Dear Kazuo,

Thank you very much for submitting your Research Article entitled 'A pair of ascending neurons in the subesophageal zone mediates aversive sensory inputs-evoked backward locomotion in Drosophila larvae' to PLOS Genetics. Thank you, also, for your patience in these times of international crisis, which unfortunately affects us all in our reviewing and editing activities.
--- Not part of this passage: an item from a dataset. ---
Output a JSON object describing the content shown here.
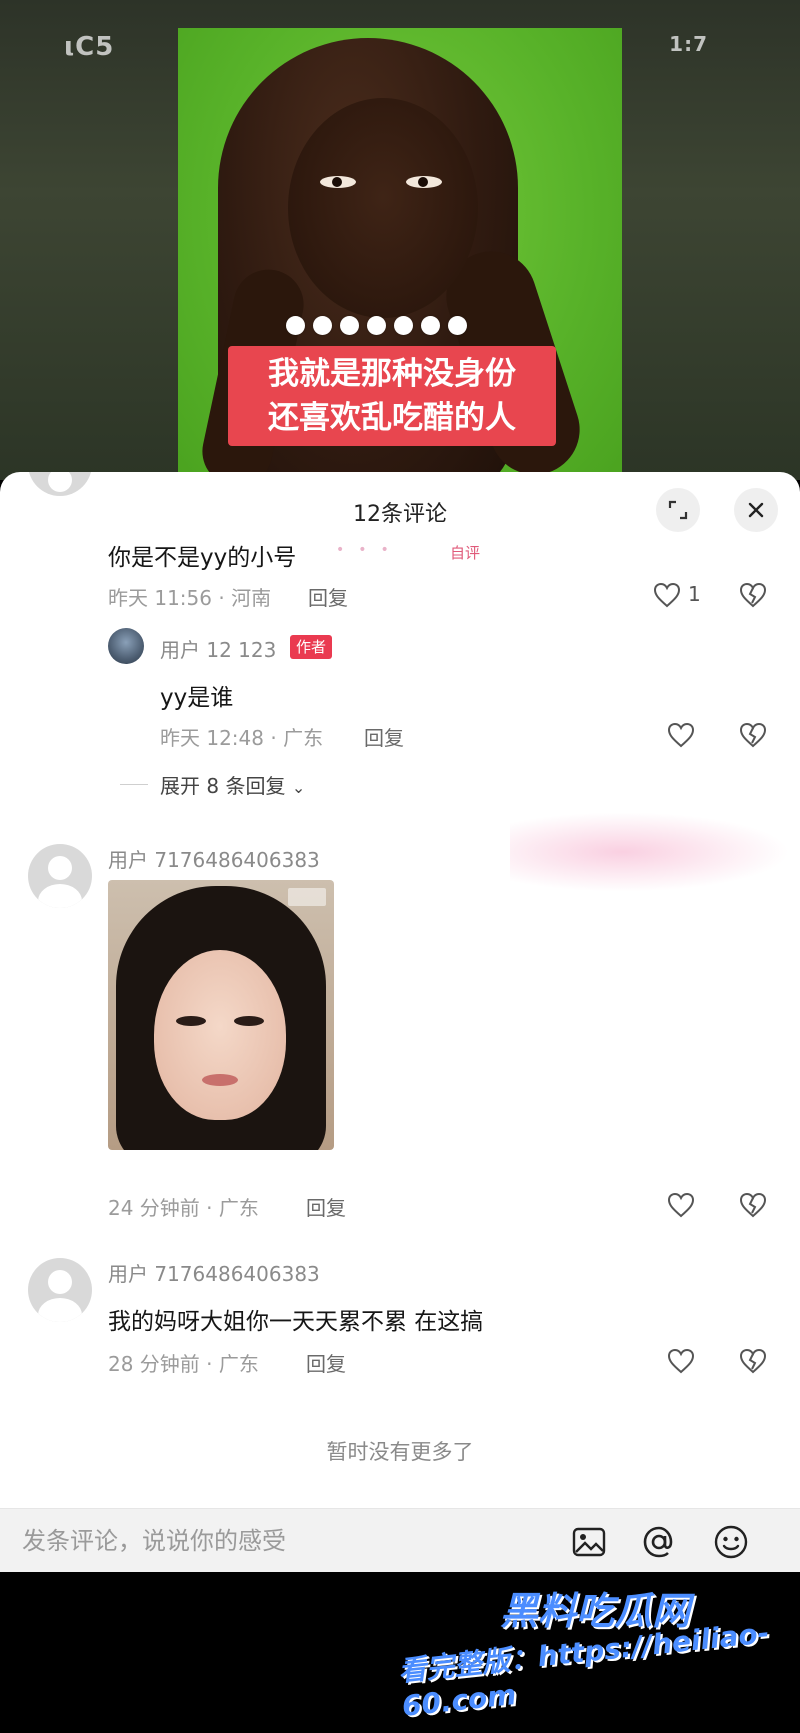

Your paper was reviewed by three experts, which all agreed that the submitted work is of high interest and technical quality. However, they also raised substantial concerns that need to be addressed. In particular, two referees raised major points whether mechanical touch or light are indeed activating AMB neurons. As pointed out by the reviewers, the current data does not fully support the presented model in Fig. 13. This should ideally be addressed experimentally and should take into consideration previous work, e.g. that class IV da neuron-dependent harsh touch on the head also induces backward locomotion (Takagi et al. Neuron 2017).

In general, figure labeling and presentation should also be adjusted as proposed by the reviewers to make the data more accessible and appreciable, e.g. adjustment of brightness of immunohistochemical signals.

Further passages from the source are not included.